With the revised sales figure, the extra cost is $30 per lb. But I'd add another $30 per lb (pulled rather arbitrarily out of the air) for depot operating costs.

Now we add overhead and profit, typically 100% in a very well run organization; our propellant has to sell for about $2900 per lbm. using very optimistic assumptions.


Costing the propellent at 100% of sales makes the cost of propellent at the station $2,720. And I doubt anyone would pay that for a full Falcon load, though they might pay close to that for a fractional load [1] if they had no-one to share a full load with and assuming it is convenient to fill up at a depot.

But let's look at a petrol filling station (or cigarette shop). Profits on petrol are often only about 5% of sales, sometimes less - not 100%.

So if instead we cost in the profit at 100% profit on investment cost, plus 5% of sales (twice what a terrestrial filling station gets), propellent costs are now $1,485 in a depot rather than $1,300 in a second stage.

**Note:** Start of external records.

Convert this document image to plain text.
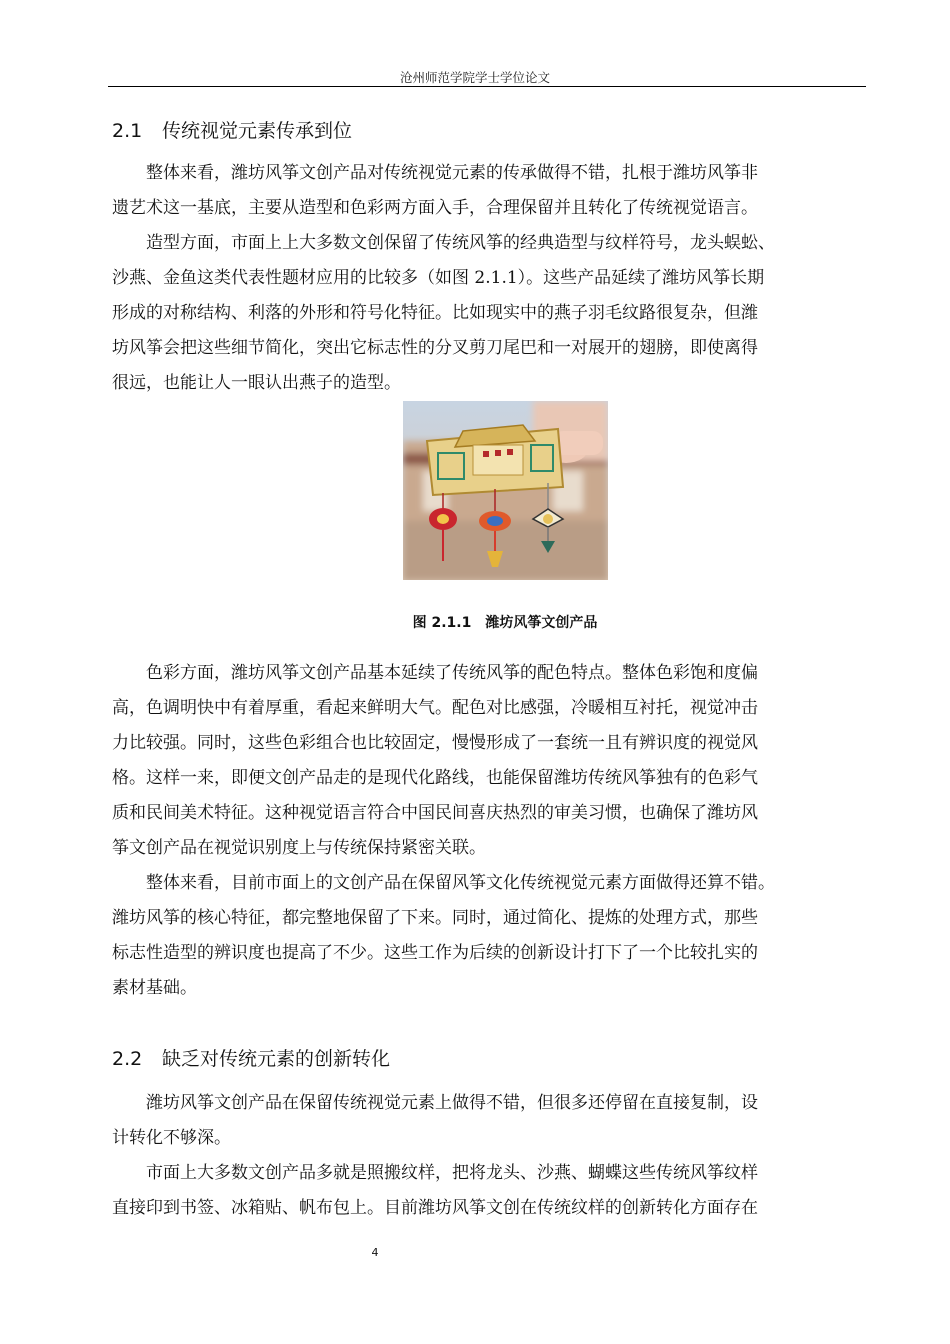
沧州师范学院学士学位论文
2.1 传统视觉元素传承到位
整体来看，潍坊风筝文创产品对传统视觉元素的传承做得不错，扎根于潍坊风筝非
遗艺术这一基底，主要从造型和色彩两方面入手，合理保留并且转化了传统视觉语言。
造型方面，市面上上大多数文创保留了传统风筝的经典造型与纹样符号，龙头蜈蚣、
沙燕、金鱼这类代表性题材应用的比较多（如图 2.1.1）。这些产品延续了潍坊风筝长期
形成的对称结构、利落的外形和符号化特征。比如现实中的燕子羽毛纹路很复杂，但潍
坊风筝会把这些细节简化，突出它标志性的分叉剪刀尾巴和一对展开的翅膀，即使离得
很远，也能让人一眼认出燕子的造型。
图 2.1.1　潍坊风筝文创产品
色彩方面，潍坊风筝文创产品基本延续了传统风筝的配色特点。整体色彩饱和度偏
高，色调明快中有着厚重，看起来鲜明大气。配色对比感强，冷暖相互衬托，视觉冲击
力比较强。同时，这些色彩组合也比较固定，慢慢形成了一套统一且有辨识度的视觉风
格。这样一来，即便文创产品走的是现代化路线，也能保留潍坊传统风筝独有的色彩气
质和民间美术特征。这种视觉语言符合中国民间喜庆热烈的审美习惯，也确保了潍坊风
筝文创产品在视觉识别度上与传统保持紧密关联。
整体来看，目前市面上的文创产品在保留风筝文化传统视觉元素方面做得还算不错。
潍坊风筝的核心特征，都完整地保留了下来。同时，通过简化、提炼的处理方式，那些
标志性造型的辨识度也提高了不少。这些工作为后续的创新设计打下了一个比较扎实的
素材基础。
2.2 缺乏对传统元素的创新转化
潍坊风筝文创产品在保留传统视觉元素上做得不错，但很多还停留在直接复制，设
计转化不够深。
市面上大多数文创产品多就是照搬纹样，把将龙头、沙燕、蝴蝶这些传统风筝纹样
直接印到书签、冰箱贴、帆布包上。目前潍坊风筝文创在传统纹样的创新转化方面存在
4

And you can fill up with ten second stage loads worth all at once in a depot, rather than fapping about chasing after ten Falcon second stages. Or buy one and a half Falcon loads without wasting half a Falcon launch. And you don't need all the hardware for in-orbit catching of Falcons and refuelling from them on your mission hardware, the station does most of that for you.

Also, I'd guess some larger frequent customers might just pay the depot $120 per lb to collect, store and distribute their propellent. Which would give the depot a simple 100% ROI.



[1] a note on half/fractional loads - I did not envisage the depot buying them at anything above full load rate. I also envisaged perhaps someone wanting a half load paying for a full load, then selling the remainder to the depot at a discount. Or someone wanting a quarter load just buying it from the depot rather than bothering with a dedicated separate Falcon launch.